To create local changes optimally, as shown above, an integrated design and simulation workflow is a must. However, traditional mesh-based FEA tools often break the design iteration workflow because of bottlenecks such as meshing and representation conversion, that are time-consuming and/or require considerable manual effort between design tuning and simulation.
Intact.Simulation for Rhino Grasshopper makes rapid automated design iterations possible.
Predicting how to tune a design’s parameters is incredibly simple using Intact.Simulation. Intact uses Immersed Method of Moments (IMM) technology which, put simply, eliminates defeaturing, representation conversion, and meshing from the loop enabling rapid and effortless design iterations. When ready for validation, a high-fidelity model for the finalized part can be simulated by the same workflow without additional preprocessing.
Example Design Study: Local Mass Reduction of a Housing Panel
Mass savings often directly translate to cost savings and can also be critical to performance depending on the application, such as automotive parts. In this study an overdesigned housing panel is investigated by locally removing material based on simulation feedback to reduce mass while retaining stiffness where possible, fig 4. Specifically, the part should retain a 1st elastic mode above 1800 Hz which has a proportional relationship to its stiffness and an inversely proportional relationship to its mass.

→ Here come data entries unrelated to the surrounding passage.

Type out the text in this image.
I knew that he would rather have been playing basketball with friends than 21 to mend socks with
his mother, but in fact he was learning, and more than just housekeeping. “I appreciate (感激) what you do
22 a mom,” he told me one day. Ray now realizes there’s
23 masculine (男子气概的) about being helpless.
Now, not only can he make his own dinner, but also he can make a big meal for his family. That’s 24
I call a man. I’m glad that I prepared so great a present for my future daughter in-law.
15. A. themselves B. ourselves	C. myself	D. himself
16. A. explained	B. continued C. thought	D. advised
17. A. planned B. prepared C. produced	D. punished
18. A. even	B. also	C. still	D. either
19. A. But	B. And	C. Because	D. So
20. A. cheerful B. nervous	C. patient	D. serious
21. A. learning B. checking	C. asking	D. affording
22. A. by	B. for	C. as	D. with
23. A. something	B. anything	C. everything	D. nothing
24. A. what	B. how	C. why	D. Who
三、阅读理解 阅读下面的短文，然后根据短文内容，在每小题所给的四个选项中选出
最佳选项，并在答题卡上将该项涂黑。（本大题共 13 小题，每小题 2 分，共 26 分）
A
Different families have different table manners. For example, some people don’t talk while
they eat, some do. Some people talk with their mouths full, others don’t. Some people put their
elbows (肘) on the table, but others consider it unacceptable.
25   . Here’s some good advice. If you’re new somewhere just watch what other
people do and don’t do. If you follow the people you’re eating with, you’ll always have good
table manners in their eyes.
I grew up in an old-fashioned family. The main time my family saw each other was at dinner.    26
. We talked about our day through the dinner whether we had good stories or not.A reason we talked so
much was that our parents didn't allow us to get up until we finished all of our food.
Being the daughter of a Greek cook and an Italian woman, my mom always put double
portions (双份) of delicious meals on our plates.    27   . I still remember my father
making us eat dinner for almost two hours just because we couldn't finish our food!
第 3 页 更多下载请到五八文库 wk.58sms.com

To start, the initial housing panel is loaded with uniform pressure and restrained at various holes. From this load case, the von Mises stress distribution is sampled at points near areas where parametric design changes occur. In this case, those areas correspond to where the specified extrusion surfaces are to remove material without interfering with any holes or other essential design aspects. This is used to inform how much material to take away, with low-stress areas indicating more material can be removed and high-stress areas indicating the material should be removed minimally or not at all. Finally, the new design’s stress is resampled to inform the next iteration of material removal in an automated loop until the desired outcome is achieved, fig 5.
It can be seen from this that the cutting extrusion increases varyingly in area and depth at each iteration as determined by the sampled stress fields. The final iteration has a mass of 1.16 kg while maintaining a 1st elastic mode above the target frequency of 1800 Hz, yielding a 25% mass decrease with the desired performance. Next, the localized simulation-driven design is compared against the naive approach of cutting by a uniform extrusion depth throughout the housing, fig 6.

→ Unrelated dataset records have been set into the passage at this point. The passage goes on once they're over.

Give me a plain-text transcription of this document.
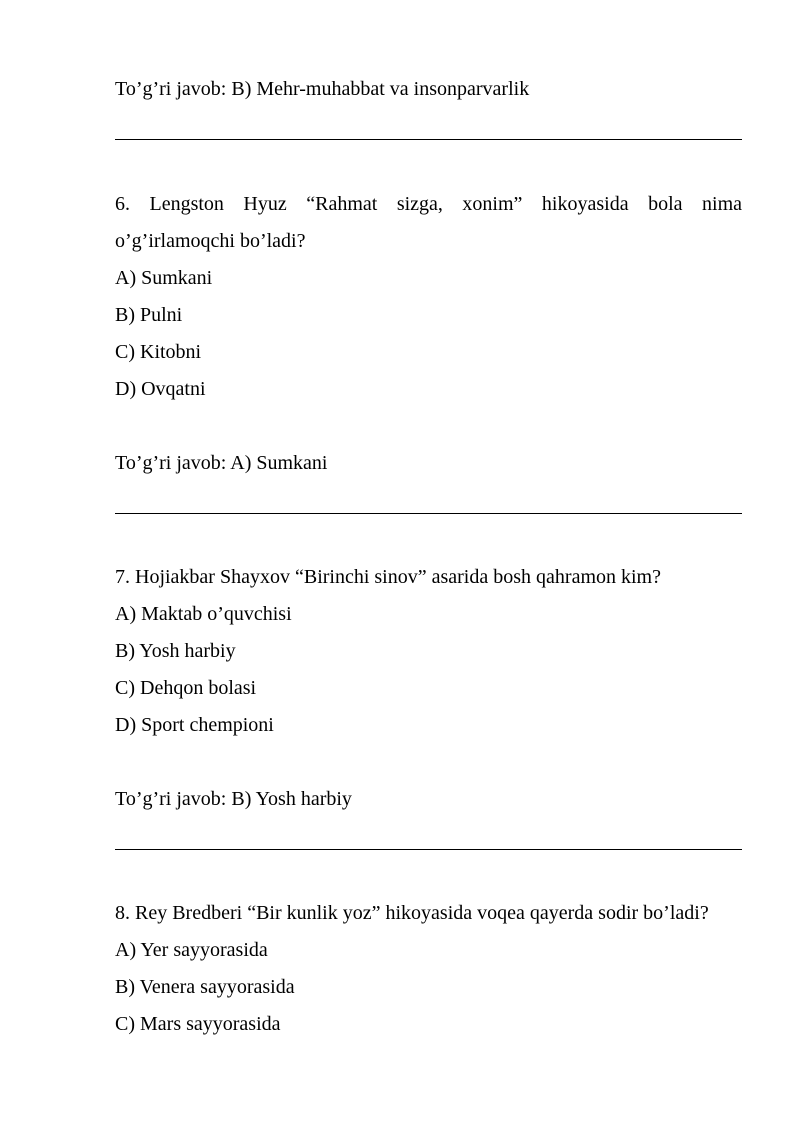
To’g’ri javob: B) Mehr-muhabbat va insonparvarlik
6. Lengston Hyuz “Rahmat sizga, xonim” hikoyasida bola nima
o’g’irlamoqchi bo’ladi?
A) Sumkani
B) Pulni
C) Kitobni
D) Ovqatni
To’g’ri javob: A) Sumkani
7. Hojiakbar Shayxov “Birinchi sinov” asarida bosh qahramon kim?
A) Maktab o’quvchisi
B) Yosh harbiy
C) Dehqon bolasi
D) Sport chempioni
To’g’ri javob: B) Yosh harbiy
8. Rey Bredberi “Bir kunlik yoz” hikoyasida voqea qayerda sodir bo’ladi?
A) Yer sayyorasida
B) Venera sayyorasida
C) Mars sayyorasida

The naive approach of uniform extrusion depth with the 1st mode near the target frequency has a mass of 1.33 kg while the simulation-driven iterations at a similar 1st mode is 1.16 kg showing that the simulation-driven part has a more efficient design. Specifically, simulation-driven local design changes yielded a similarly performant part while reducing the mass by 13%.
Summary
As seen from the design study’s results, more closely integrating simulation with the design process can result in large design improvements. By leveraging simulation feedback to inform local design changes parts can be made that are lighter and more efficient for their designed use. To enable these improvements, Intact.Simulation integrates seamlessly into the design workflow with its meshless simulation and ability to iterate automatically without manual pre-processing.